Remember files? A lot of awesome stuff existed thanks to files being the atom of computation, but it's all somewhat disappeared of late

So much work on desktops resolves around files. Your desktop has a bunch of files, and you use programs to work on them. So you have your spreadsheets, images, and other goodies. And you have your tools to operate on them.

Serious works

so you work off your files. They're pretty portable on account of being files, and other people can write tools to work on them. So people can write save file editors, data browsers, or even full-fledged clones of other apps.


But then Photoshop has access to your .bashrc. The permission model, in practice, is "everything can be touched by anything". Which is less fun when devices start having GPSes.

So most mobile OSes, realizing that people like security, went to a different model. Each app has its own data stores, and other apps can't go getting into it.

Security Isolation

This new security model is kinda awesome! Your programs work in a mostly isolated environment, so things tend to work by default.

But now when I'm using an application on my phone, by default none of the data is available for transportation. Sure, a lot of bigger apps have Dropbox, but most don't.

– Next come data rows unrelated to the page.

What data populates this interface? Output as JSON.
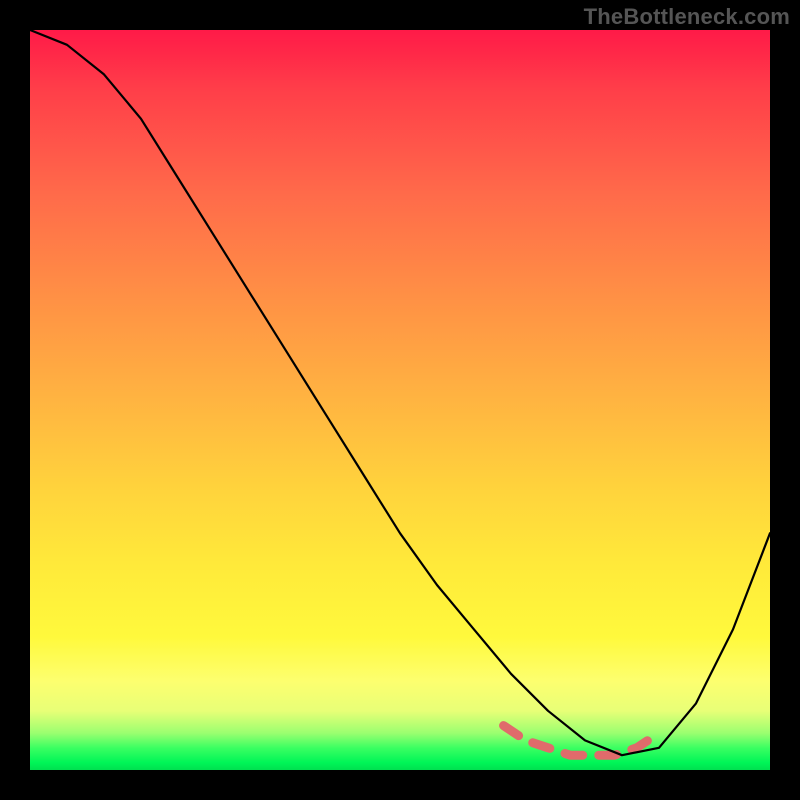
{
  "watermark": "TheBottleneck.com",
  "colors": {
    "frame_bg": "#000000",
    "gradient_top": "#ff1a48",
    "gradient_bottom": "#00e050",
    "curve": "#000000",
    "highlight": "#e06b6b",
    "watermark_text": "#555555"
  },
  "chart_data": {
    "type": "line",
    "title": "",
    "xlabel": "",
    "ylabel": "",
    "xlim": [
      0,
      100
    ],
    "ylim": [
      0,
      100
    ],
    "grid": false,
    "legend": false,
    "series": [
      {
        "name": "bottleneck-curve",
        "x": [
          0,
          5,
          10,
          15,
          20,
          25,
          30,
          35,
          40,
          45,
          50,
          55,
          60,
          65,
          70,
          75,
          80,
          85,
          90,
          95,
          100
        ],
        "values": [
          100,
          98,
          94,
          88,
          80,
          72,
          64,
          56,
          48,
          40,
          32,
          25,
          19,
          13,
          8,
          4,
          2,
          3,
          9,
          19,
          32
        ]
      }
    ],
    "annotations": [
      {
        "name": "optimal-range",
        "style": "dashed",
        "color": "#e06b6b",
        "x": [
          64,
          67,
          70,
          73,
          76,
          79,
          82,
          85
        ],
        "values": [
          6,
          4,
          3,
          2,
          2,
          2,
          3,
          5
        ]
      }
    ]
  }
}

That awesome recipe app with 1000 users but no updates in the past year. It might be storing things in a simple SQLite database, but it doesn't matter because nothing else will be able to get to the information.

It's harder to get Libre Office in the universe of mobile apps.


A tool-oriented OS is one operating on objects, more than one based in applications(Places). I hope the next generation of OSes will be able to come back to exposing data to the users, instead of sandboxing it along with the apps.